欧州委のティメルマンス上級副委員長(気候変動担当)は記者会見で、大型車のCO2排出量について100%の削減を目標に設定しない理由について、トラックが山岳地帯など厳しい条件の道路を走行するケースを念頭に、現時点で内燃機関車の新車販売を事実上禁止する時期を設定することは技術的な観点から困難だと説明。そのうえで、50年の気候中立に向け「いずれ域内を走るほぼ全ての車をゼロエミッション車にしなければならない」と強調した。
35年に内燃機関車の販売禁止へ、欧州議会が法案採択
一方、欧州議会は14日の本会議で、乗用車と小型商用車(バン)のCO2排出基準に関する規則の改正案を賛成多数で可決した。ガソリン車など内燃機関の新車販売を35年までに事実上禁止する内容で、ハイブリッド車(HV)やプラグインハイブリッド車(PHV)も販売できなくなる。閣僚理事会の正式承認を経て新ルールが導入される。
EUは50年までの気候中立に向けた中間目標として、30年までに域内の温室効果ガス排出量を90年比で55%削減することを目指している。欧州委員会は21年7月、この中間目標を達成するための政策パッケージ「Fit for 55」の一環として、乗用車と小型商用車の排出規制を厳格化する規則案を提示し、22年10月に欧州議会と閣僚理が基本合意していた。
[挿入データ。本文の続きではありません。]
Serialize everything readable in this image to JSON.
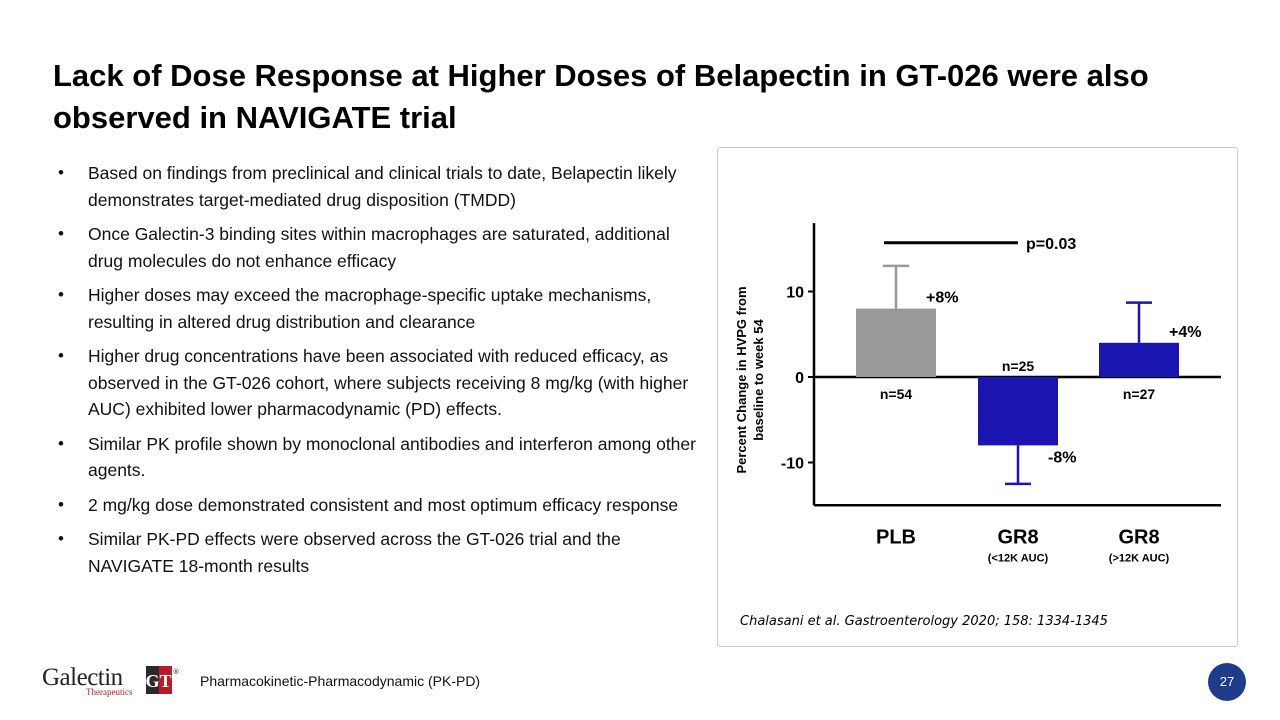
{
  "slide": {
    "title": "Lack of Dose Response at Higher Doses of Belapectin in GT-026 were also observed in NAVIGATE trial",
    "bullets": [
      "Based on findings from preclinical and clinical trials to date, Belapectin likely demonstrates target-mediated drug disposition (TMDD)",
      "Once Galectin-3 binding sites within macrophages are saturated, additional drug molecules do not enhance efficacy",
      "Higher doses may exceed the macrophage-specific uptake mechanisms, resulting in altered drug distribution and clearance",
      "Higher drug concentrations have been associated with reduced efficacy, as observed in the GT-026 cohort, where subjects receiving 8 mg/kg (with higher AUC) exhibited lower pharmacodynamic (PD) effects.",
      "Similar PK profile shown by monoclonal antibodies and interferon among other agents.",
      "2 mg/kg dose demonstrated consistent and most optimum efficacy response",
      "Similar PK-PD effects were observed across the GT-026 trial and the NAVIGATE 18-month results"
    ],
    "bullet_symbol": "•",
    "citation": "Chalasani et al. Gastroenterology 2020; 158: 1334-1345",
    "footer_text": "Pharmacokinetic-Pharmacodynamic (PK-PD)",
    "page_number": "27"
  },
  "logo": {
    "word": "Galectin",
    "sub": "Therapeutics",
    "mark": "GT",
    "registered": "®",
    "brand_color": "#b41e2a"
  },
  "colors": {
    "plb": "#999999",
    "gr8": "#1a14b0",
    "page_badge": "#1f3b8c"
  },
  "chart_data": {
    "type": "bar",
    "ylabel": "Percent Change in HVPG from baseline to week 54",
    "ylim": [
      -15,
      18
    ],
    "yticks": [
      -10,
      0,
      10
    ],
    "ytick_labels": [
      "-10",
      "0",
      "10"
    ],
    "categories": [
      {
        "label": "PLB",
        "sublabel": ""
      },
      {
        "label": "GR8",
        "sublabel": "(<12K AUC)"
      },
      {
        "label": "GR8",
        "sublabel": "(>12K AUC)"
      }
    ],
    "values": [
      8,
      -8,
      4
    ],
    "error_upper": [
      13,
      -8,
      8.7
    ],
    "error_lower": [
      8,
      -12.5,
      4
    ],
    "value_labels": [
      "+8%",
      "-8%",
      "+4%"
    ],
    "n_labels": [
      "n=54",
      "n=25",
      "n=27"
    ],
    "significance": {
      "text": "p=0.03",
      "from": 0,
      "to": 1,
      "level": 15.7
    }
  }
}
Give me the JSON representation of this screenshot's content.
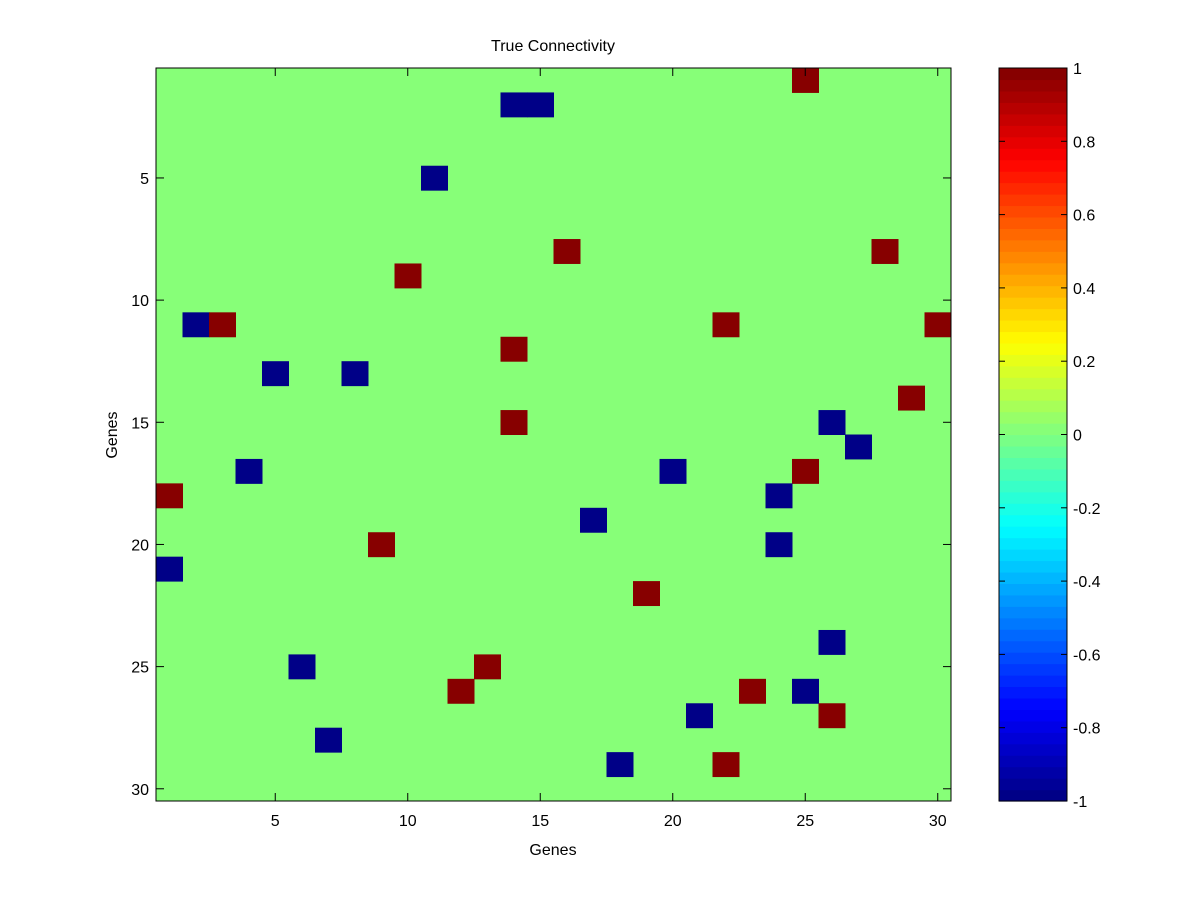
{
  "chart_data": {
    "type": "heatmap",
    "title": "True Connectivity",
    "xlabel": "Genes",
    "ylabel": "Genes",
    "n_rows": 30,
    "n_cols": 30,
    "x_ticks": [
      5,
      10,
      15,
      20,
      25,
      30
    ],
    "y_ticks": [
      5,
      10,
      15,
      20,
      25,
      30
    ],
    "x_tick_labels": [
      "5",
      "10",
      "15",
      "20",
      "25",
      "30"
    ],
    "y_tick_labels": [
      "5",
      "10",
      "15",
      "20",
      "25",
      "30"
    ],
    "grid": false,
    "colormap": "jet",
    "clim": [
      -1,
      1
    ],
    "background_value": 0,
    "colorbar": {
      "location": "right",
      "ticks": [
        1,
        0.8,
        0.6,
        0.4,
        0.2,
        0,
        -0.2,
        -0.4,
        -0.6,
        -0.8,
        -1
      ],
      "tick_labels": [
        "1",
        "0.8",
        "0.6",
        "0.4",
        "0.2",
        "0",
        "-0.2",
        "-0.4",
        "-0.6",
        "-0.8",
        "-1"
      ]
    },
    "cells": [
      {
        "row": 1,
        "col": 25,
        "value": 1
      },
      {
        "row": 2,
        "col": 14,
        "value": -1
      },
      {
        "row": 2,
        "col": 15,
        "value": -1
      },
      {
        "row": 5,
        "col": 11,
        "value": -1
      },
      {
        "row": 8,
        "col": 16,
        "value": 1
      },
      {
        "row": 8,
        "col": 28,
        "value": 1
      },
      {
        "row": 9,
        "col": 10,
        "value": 1
      },
      {
        "row": 11,
        "col": 2,
        "value": -1
      },
      {
        "row": 11,
        "col": 3,
        "value": 1
      },
      {
        "row": 11,
        "col": 22,
        "value": 1
      },
      {
        "row": 11,
        "col": 30,
        "value": 1
      },
      {
        "row": 12,
        "col": 14,
        "value": 1
      },
      {
        "row": 13,
        "col": 5,
        "value": -1
      },
      {
        "row": 13,
        "col": 8,
        "value": -1
      },
      {
        "row": 14,
        "col": 29,
        "value": 1
      },
      {
        "row": 15,
        "col": 14,
        "value": 1
      },
      {
        "row": 15,
        "col": 26,
        "value": -1
      },
      {
        "row": 16,
        "col": 27,
        "value": -1
      },
      {
        "row": 17,
        "col": 4,
        "value": -1
      },
      {
        "row": 17,
        "col": 20,
        "value": -1
      },
      {
        "row": 17,
        "col": 25,
        "value": 1
      },
      {
        "row": 18,
        "col": 1,
        "value": 1
      },
      {
        "row": 18,
        "col": 24,
        "value": -1
      },
      {
        "row": 19,
        "col": 17,
        "value": -1
      },
      {
        "row": 20,
        "col": 9,
        "value": 1
      },
      {
        "row": 20,
        "col": 24,
        "value": -1
      },
      {
        "row": 21,
        "col": 1,
        "value": -1
      },
      {
        "row": 22,
        "col": 19,
        "value": 1
      },
      {
        "row": 24,
        "col": 26,
        "value": -1
      },
      {
        "row": 25,
        "col": 6,
        "value": -1
      },
      {
        "row": 25,
        "col": 13,
        "value": 1
      },
      {
        "row": 26,
        "col": 12,
        "value": 1
      },
      {
        "row": 26,
        "col": 23,
        "value": 1
      },
      {
        "row": 26,
        "col": 25,
        "value": -1
      },
      {
        "row": 27,
        "col": 21,
        "value": -1
      },
      {
        "row": 27,
        "col": 26,
        "value": 1
      },
      {
        "row": 28,
        "col": 7,
        "value": -1
      },
      {
        "row": 29,
        "col": 18,
        "value": -1
      },
      {
        "row": 29,
        "col": 22,
        "value": 1
      }
    ]
  }
}
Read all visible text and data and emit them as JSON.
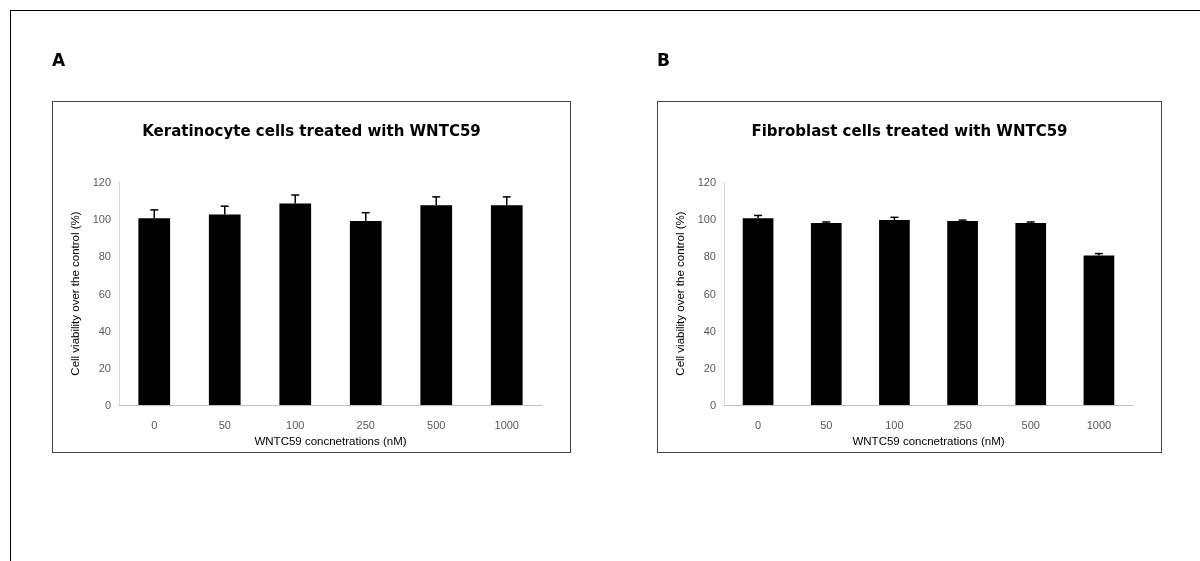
{
  "chart_data": [
    {
      "type": "bar",
      "title": "Keratinocyte cells treated with WNTC59",
      "xlabel": "WNTC59 concnetrations (nM)",
      "ylabel": "Cell viability over the control (%)",
      "annotations": [
        "A"
      ],
      "categories": [
        "0",
        "50",
        "100",
        "250",
        "500",
        "1000"
      ],
      "values": [
        100.5,
        102.5,
        108.5,
        99,
        107.5,
        107.5
      ],
      "color": "#000000",
      "errors": [
        [
          100.5,
          105
        ],
        [
          102.5,
          107
        ],
        [
          108.5,
          113
        ],
        [
          99,
          103.5
        ],
        [
          107.5,
          112
        ],
        [
          107.5,
          112
        ]
      ],
      "ylim": [
        0,
        120
      ],
      "yticks": [
        0,
        20,
        40,
        60,
        80,
        100,
        120
      ],
      "grid": false
    },
    {
      "type": "bar",
      "title": "Fibroblast cells treated with WNTC59",
      "xlabel": "WNTC59 concnetrations (nM)",
      "ylabel": "Cell viability over the control (%)",
      "annotations": [
        "B"
      ],
      "categories": [
        "0",
        "50",
        "100",
        "250",
        "500",
        "1000"
      ],
      "values": [
        100.5,
        98,
        99.5,
        99,
        98,
        80.5
      ],
      "color": "#000000",
      "errors": [
        [
          100.5,
          102
        ],
        [
          98,
          98.5
        ],
        [
          99.5,
          101
        ],
        [
          99,
          99.5
        ],
        [
          98,
          98.5
        ],
        [
          80.5,
          81.5
        ]
      ],
      "ylim": [
        0,
        120
      ],
      "yticks": [
        0,
        20,
        40,
        60,
        80,
        100,
        120
      ],
      "grid": false
    }
  ]
}
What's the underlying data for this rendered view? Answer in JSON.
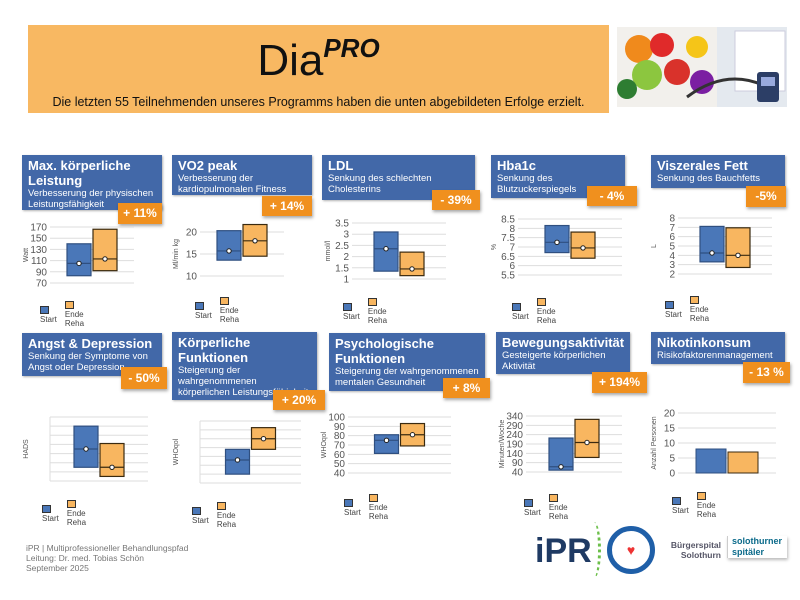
{
  "banner": {
    "title": "Dia",
    "title_sup": "PRO",
    "subtitle": "Die letzten 55 Teilnehmenden unseres Programms haben die unten abgebildeten Erfolge erzielt."
  },
  "colors": {
    "header": "#4268a8",
    "badge": "#f0901e",
    "start": "#4a77b8",
    "ende": "#f8b660",
    "banner": "#f8b862"
  },
  "legend": {
    "start": "Start",
    "ende": "Ende Reha"
  },
  "chart_data": [
    {
      "type": "box",
      "title": "Max. körperliche Leistung",
      "subtitle": "Verbesserung der physischen Leistungsfähigkeit",
      "badge": "+ 11%",
      "ylabel": "Watt",
      "ticks": [
        "70",
        "90",
        "110",
        "130",
        "150",
        "170"
      ],
      "ylim": [
        70,
        170
      ],
      "series": [
        {
          "name": "Start",
          "low": 83,
          "high": 140,
          "median": 105
        },
        {
          "name": "Ende Reha",
          "low": 92,
          "high": 166,
          "median": 113
        }
      ]
    },
    {
      "type": "box",
      "title": "VO2 peak",
      "subtitle": "Verbesserung der kardiopulmonalen Fitness",
      "badge": "+ 14%",
      "ylabel": "Ml/min kg",
      "ticks": [
        "10",
        "15",
        "20"
      ],
      "ylim": [
        10,
        20
      ],
      "series": [
        {
          "name": "Start",
          "low": 13.6,
          "high": 20.3,
          "median": 15.7
        },
        {
          "name": "Ende Reha",
          "low": 14.5,
          "high": 21.7,
          "median": 18
        }
      ]
    },
    {
      "type": "box",
      "title": "LDL",
      "subtitle": "Senkung des schlechten Cholesterins",
      "badge": "- 39%",
      "ylabel": "mmol/l",
      "ticks": [
        "1",
        "1.5",
        "2",
        "2.5",
        "3",
        "3.5"
      ],
      "ylim": [
        1,
        3.5
      ],
      "series": [
        {
          "name": "Start",
          "low": 1.35,
          "high": 3.1,
          "median": 2.35
        },
        {
          "name": "Ende Reha",
          "low": 1.15,
          "high": 2.2,
          "median": 1.45
        }
      ]
    },
    {
      "type": "box",
      "title": "Hba1c",
      "subtitle": "Senkung des Blutzuckerspiegels",
      "badge": "- 4%",
      "ylabel": "%",
      "ticks": [
        "5.5",
        "6",
        "6.5",
        "7",
        "7.5",
        "8",
        "8.5"
      ],
      "ylim": [
        5.5,
        8.5
      ],
      "series": [
        {
          "name": "Start",
          "low": 6.7,
          "high": 8.15,
          "median": 7.25
        },
        {
          "name": "Ende Reha",
          "low": 6.4,
          "high": 7.8,
          "median": 6.95
        }
      ]
    },
    {
      "type": "box",
      "title": "Viszerales Fett",
      "subtitle": "Senkung des Bauchfetts",
      "badge": "-5%",
      "ylabel": "L",
      "ticks": [
        "2",
        "3",
        "4",
        "5",
        "6",
        "7",
        "8"
      ],
      "ylim": [
        2,
        8
      ],
      "series": [
        {
          "name": "Start",
          "low": 3.3,
          "high": 7.1,
          "median": 4.25
        },
        {
          "name": "Ende Reha",
          "low": 2.7,
          "high": 6.95,
          "median": 4.0
        }
      ]
    },
    {
      "type": "box",
      "title": "Angst & Depression",
      "subtitle": "Senkung der Symptome von Angst oder Depression",
      "badge": "- 50%",
      "ylabel": "HADS",
      "ticks": [],
      "ylim": [
        0,
        7
      ],
      "series": [
        {
          "name": "Start",
          "low": 1.5,
          "high": 6.0,
          "median": 3.5
        },
        {
          "name": "Ende Reha",
          "low": 0.5,
          "high": 4.1,
          "median": 1.5
        }
      ]
    },
    {
      "type": "box",
      "title": "Körperliche Funktionen",
      "subtitle": "Steigerung der wahrgenommenen körperlichen Leistungsfähigkeit",
      "badge": "+ 20%",
      "ylabel": "WHOqol",
      "ticks": [],
      "ylim": [
        0,
        7
      ],
      "series": [
        {
          "name": "Start",
          "low": 1.0,
          "high": 3.8,
          "median": 2.6
        },
        {
          "name": "Ende Reha",
          "low": 3.8,
          "high": 6.25,
          "median": 5.0
        }
      ]
    },
    {
      "type": "box",
      "title": "Psychologische Funktionen",
      "subtitle": "Steigerung der wahrgenommenen mentalen Gesundheit",
      "badge": "+ 8%",
      "ylabel": "WHOqol",
      "ticks": [
        "40",
        "50",
        "60",
        "70",
        "80",
        "90",
        "100"
      ],
      "ylim": [
        40,
        100
      ],
      "series": [
        {
          "name": "Start",
          "low": 61,
          "high": 81,
          "median": 75
        },
        {
          "name": "Ende Reha",
          "low": 69,
          "high": 93,
          "median": 81
        }
      ]
    },
    {
      "type": "box",
      "title": "Bewegungsaktivität",
      "subtitle": "Gesteigerte körperlichen Aktivität",
      "badge": "+ 194%",
      "ylabel": "Minuten/Woche",
      "ticks": [
        "40",
        "90",
        "140",
        "190",
        "240",
        "290",
        "340"
      ],
      "ylim": [
        40,
        340
      ],
      "series": [
        {
          "name": "Start",
          "low": 50,
          "high": 222,
          "median": 68
        },
        {
          "name": "Ende Reha",
          "low": 118,
          "high": 322,
          "median": 198
        }
      ]
    },
    {
      "type": "bar",
      "title": "Nikotinkonsum",
      "subtitle": "Risikofaktorenmanagement",
      "badge": "- 13 %",
      "ylabel": "Anzahl Personen",
      "ticks": [
        "0",
        "5",
        "10",
        "15",
        "20"
      ],
      "ylim": [
        0,
        20
      ],
      "series": [
        {
          "name": "Start",
          "value": 8
        },
        {
          "name": "Ende Reha",
          "value": 7
        }
      ]
    }
  ],
  "footer": {
    "line1": "iPR  |  Multiprofessioneller Behandlungspfad",
    "line2": "Leitung: Dr. med. Tobias Schön",
    "line3": "September 2025"
  },
  "logos": {
    "ipr": "iPR",
    "seal": "Kardiovaskuläre Rehabilitation",
    "spital": "Bürgerspital Solothurn",
    "spital_group": "solothurner spitäler"
  }
}
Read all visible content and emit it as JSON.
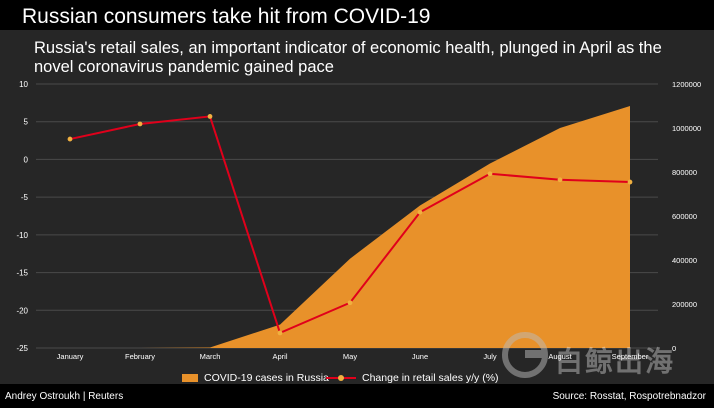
{
  "header": {
    "title": "Russian consumers take hit from COVID-19",
    "subtitle": "Russia's retail sales, an important indicator of economic health, plunged in April as the novel coronavirus pandemic gained pace"
  },
  "footer": {
    "credit": "Andrey Ostroukh | Reuters",
    "source": "Source: Rosstat,  Rospotrebnadzor"
  },
  "watermark": {
    "text": "白鲸出海"
  },
  "colors": {
    "area": "#e8912a",
    "line": "#e0001b",
    "marker": "#f0b040",
    "grid": "#4a4a4a",
    "panel": "#262626"
  },
  "chart_data": {
    "type": "line",
    "categories": [
      "January",
      "February",
      "March",
      "April",
      "May",
      "June",
      "July",
      "August",
      "September"
    ],
    "y_left": {
      "ticks": [
        "10",
        "5",
        "0",
        "-5",
        "-10",
        "-15",
        "-20",
        "-25"
      ],
      "range": [
        -25,
        10
      ]
    },
    "y_right": {
      "ticks": [
        "1200000",
        "1000000",
        "800000",
        "600000",
        "400000",
        "200000",
        "0"
      ],
      "range": [
        0,
        1200000
      ]
    },
    "grid": true,
    "legend_position": "bottom",
    "series": [
      {
        "name": "COVID-19 cases in Russia",
        "type": "area",
        "axis": "right",
        "values": [
          2,
          2,
          2300,
          106500,
          405800,
          647800,
          838500,
          1000000,
          1100000
        ]
      },
      {
        "name": "Change in retail sales y/y (%)",
        "type": "line",
        "axis": "left",
        "values": [
          2.7,
          4.7,
          5.7,
          -23.0,
          -19.0,
          -7.0,
          -1.9,
          -2.7,
          -3.0
        ]
      }
    ]
  }
}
規則案によると、新車からのCO2排出量を30年までに21年比で乗用車は55%、小型商用車は50%削減し(従来の削減目標は37.5%、31%)、35年にはいずれも100%の削減を目指す。ただし、年間生産台数が乗用車で1万台未満、小型商用車で2万台未満のメーカーについては35年まで排出基準を緩和し、年産1,000台未満のメーカーは引き続き適用除外となる。
一方、CO2排出量が走行1キロメートル当たり50グラム以下の低排出車(ZLEV)の普及促進を目的とするインセンティブについて、排出基準が緩和される条件を厳格化する。現行ルールでは、25~30年に車両メーカーが毎年販売する新車に占める ZLEVのシェアが15%を超える場合に同措置が適用されるが、これを乗用車で25%、小型商用車は17%に引き上げ、30年にインセンティブを廃止する(現行ルールでは乗用車が35%、小型商用車は30%)。
規則案にはこのほか◇欧州委が25年までに乗用車と小型商用車のライフサイクル全体でのCO2排出量を評価するためのEU共通の方法論を策定する◇欧州委が排出基準と現実の燃料およびエネルギー消費データとのギャップを監視し、合成燃料を含む代替燃料技術の開発状況などを考慮して、26年末までに規制の見直しを行う ― などが盛り込まれている。